Fifteenth Sunday in Ordinary Time
Before arriving at the famous Parable of the Sower — the Gospel reading for today — we are first given Isaiah 55:10-11 to contemplate. Though Isaiah’s words were written approximately 500 years before Jesus spoke the Parable of the Sower, his parable calls to mind Isaiah’s prophecy so beautifully that it isn’t hard to imagine he might have deliberately intended it that way. Isaiah writes:
Thus says the LORD: Just as from the heavens the rain and snow come down and do not return there till they have watered the earth, making it fertile and fruitful, giving seed to the one who sows and bread to the one who eats, so shall my word be that goes forth from my mouth; my word shall not return to me void, but shall do my will, achieving the end for which I sent it.
My word shall not return to me void, says the Lord through Isaiah. And so Jesus begins to tell the crowds what “the kingdom of God is like…” It turns out that the nature of this kingdom is best revealed through parables, and in one of them, a sower goes out to sow seeds. Do we see them? Do we notice them?

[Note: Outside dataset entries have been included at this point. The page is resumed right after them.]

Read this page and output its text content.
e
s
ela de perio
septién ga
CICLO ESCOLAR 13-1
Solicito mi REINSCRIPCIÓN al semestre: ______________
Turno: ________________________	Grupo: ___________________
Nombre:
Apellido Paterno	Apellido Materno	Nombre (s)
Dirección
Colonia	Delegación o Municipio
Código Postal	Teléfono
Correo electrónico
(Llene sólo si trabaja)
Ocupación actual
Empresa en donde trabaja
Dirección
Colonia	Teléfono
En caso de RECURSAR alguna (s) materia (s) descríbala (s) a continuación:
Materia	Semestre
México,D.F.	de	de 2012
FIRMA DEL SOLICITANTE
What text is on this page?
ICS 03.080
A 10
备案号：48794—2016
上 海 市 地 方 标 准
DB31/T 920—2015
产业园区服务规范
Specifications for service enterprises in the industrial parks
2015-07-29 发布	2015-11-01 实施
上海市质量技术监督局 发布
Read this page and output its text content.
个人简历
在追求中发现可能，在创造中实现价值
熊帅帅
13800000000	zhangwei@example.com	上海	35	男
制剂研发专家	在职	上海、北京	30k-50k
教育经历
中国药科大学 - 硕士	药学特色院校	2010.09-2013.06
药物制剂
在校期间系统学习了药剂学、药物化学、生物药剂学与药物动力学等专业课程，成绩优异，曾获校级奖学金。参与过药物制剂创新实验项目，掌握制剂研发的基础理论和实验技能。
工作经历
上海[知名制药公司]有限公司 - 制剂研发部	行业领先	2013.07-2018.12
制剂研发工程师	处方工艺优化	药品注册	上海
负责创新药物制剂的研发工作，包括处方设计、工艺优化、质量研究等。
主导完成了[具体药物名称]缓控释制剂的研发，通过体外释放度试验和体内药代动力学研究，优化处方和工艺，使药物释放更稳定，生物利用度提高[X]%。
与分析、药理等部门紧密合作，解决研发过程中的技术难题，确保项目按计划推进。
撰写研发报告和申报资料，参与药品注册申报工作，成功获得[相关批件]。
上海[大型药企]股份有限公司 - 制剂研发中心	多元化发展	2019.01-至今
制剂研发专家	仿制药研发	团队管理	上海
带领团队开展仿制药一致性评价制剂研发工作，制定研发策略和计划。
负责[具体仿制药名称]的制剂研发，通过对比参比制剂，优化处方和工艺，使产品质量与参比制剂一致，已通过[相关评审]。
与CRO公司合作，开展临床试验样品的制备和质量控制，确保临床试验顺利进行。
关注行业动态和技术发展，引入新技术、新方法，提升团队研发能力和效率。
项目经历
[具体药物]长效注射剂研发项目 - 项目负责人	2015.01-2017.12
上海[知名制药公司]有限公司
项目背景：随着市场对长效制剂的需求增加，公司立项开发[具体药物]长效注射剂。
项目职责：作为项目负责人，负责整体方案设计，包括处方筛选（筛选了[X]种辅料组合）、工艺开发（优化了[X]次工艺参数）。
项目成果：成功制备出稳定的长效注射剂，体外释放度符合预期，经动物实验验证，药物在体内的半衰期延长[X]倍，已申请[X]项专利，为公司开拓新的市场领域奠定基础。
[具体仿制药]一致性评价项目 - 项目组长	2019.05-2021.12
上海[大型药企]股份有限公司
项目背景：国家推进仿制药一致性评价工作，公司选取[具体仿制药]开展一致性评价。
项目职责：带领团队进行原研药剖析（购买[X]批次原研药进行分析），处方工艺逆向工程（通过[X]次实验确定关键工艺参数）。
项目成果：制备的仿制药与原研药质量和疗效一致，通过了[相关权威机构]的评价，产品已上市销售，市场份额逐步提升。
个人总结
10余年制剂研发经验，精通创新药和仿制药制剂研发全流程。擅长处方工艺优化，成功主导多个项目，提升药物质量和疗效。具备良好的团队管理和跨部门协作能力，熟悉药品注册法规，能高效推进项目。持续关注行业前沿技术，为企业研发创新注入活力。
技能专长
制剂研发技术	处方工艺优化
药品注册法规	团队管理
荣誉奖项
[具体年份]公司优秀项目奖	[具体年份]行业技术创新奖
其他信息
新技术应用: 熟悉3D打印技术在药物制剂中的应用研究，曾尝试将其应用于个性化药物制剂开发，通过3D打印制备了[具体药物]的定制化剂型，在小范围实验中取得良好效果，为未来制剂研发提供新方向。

Jesus tells the people that the kingdom of God is like these small seeds. He tells them that some of the seed fell on the byway, and the birds naturally came and ate it. Some of the seed fell upon the rocks and sprouted immediately in the shallow soil there; but because the soil there was shallow, the sprout had no depth of root, and so it withered when the heat of the sun came. Some of the seed fell among the thorns and brambles, and these choked it after it sprouted and had grown a little bit.
But some of the seed fell into deep, rich soil. And it formed deep, strong roots in that good, deep soil. And maybe it grew a little bit slower than the seed that had sprouted in the shallow soil. Maybe it was more deliberate and unhurried about it all, taking its time to grow toward the light. But even as it took its time, it grew steadily, quietly, and became strong. It belonged in the light, but it had to form strong roots in that fertile soil.
So it became too firmly established for the birds to want to eat it, and it had deep enough roots to withstand the strong heat, nourished by water and nutrients from the cool and stable earth that is the ground of its being. Too firmly anchored in the soil and too strong to be choked off by any thorns, it grew as its Creator intended it. And this seed, Jesus tells the crowd, reaches maturity and bears its good fruit a hundred or sixty or thirty fold. My word shall not return to me void, says the Lord.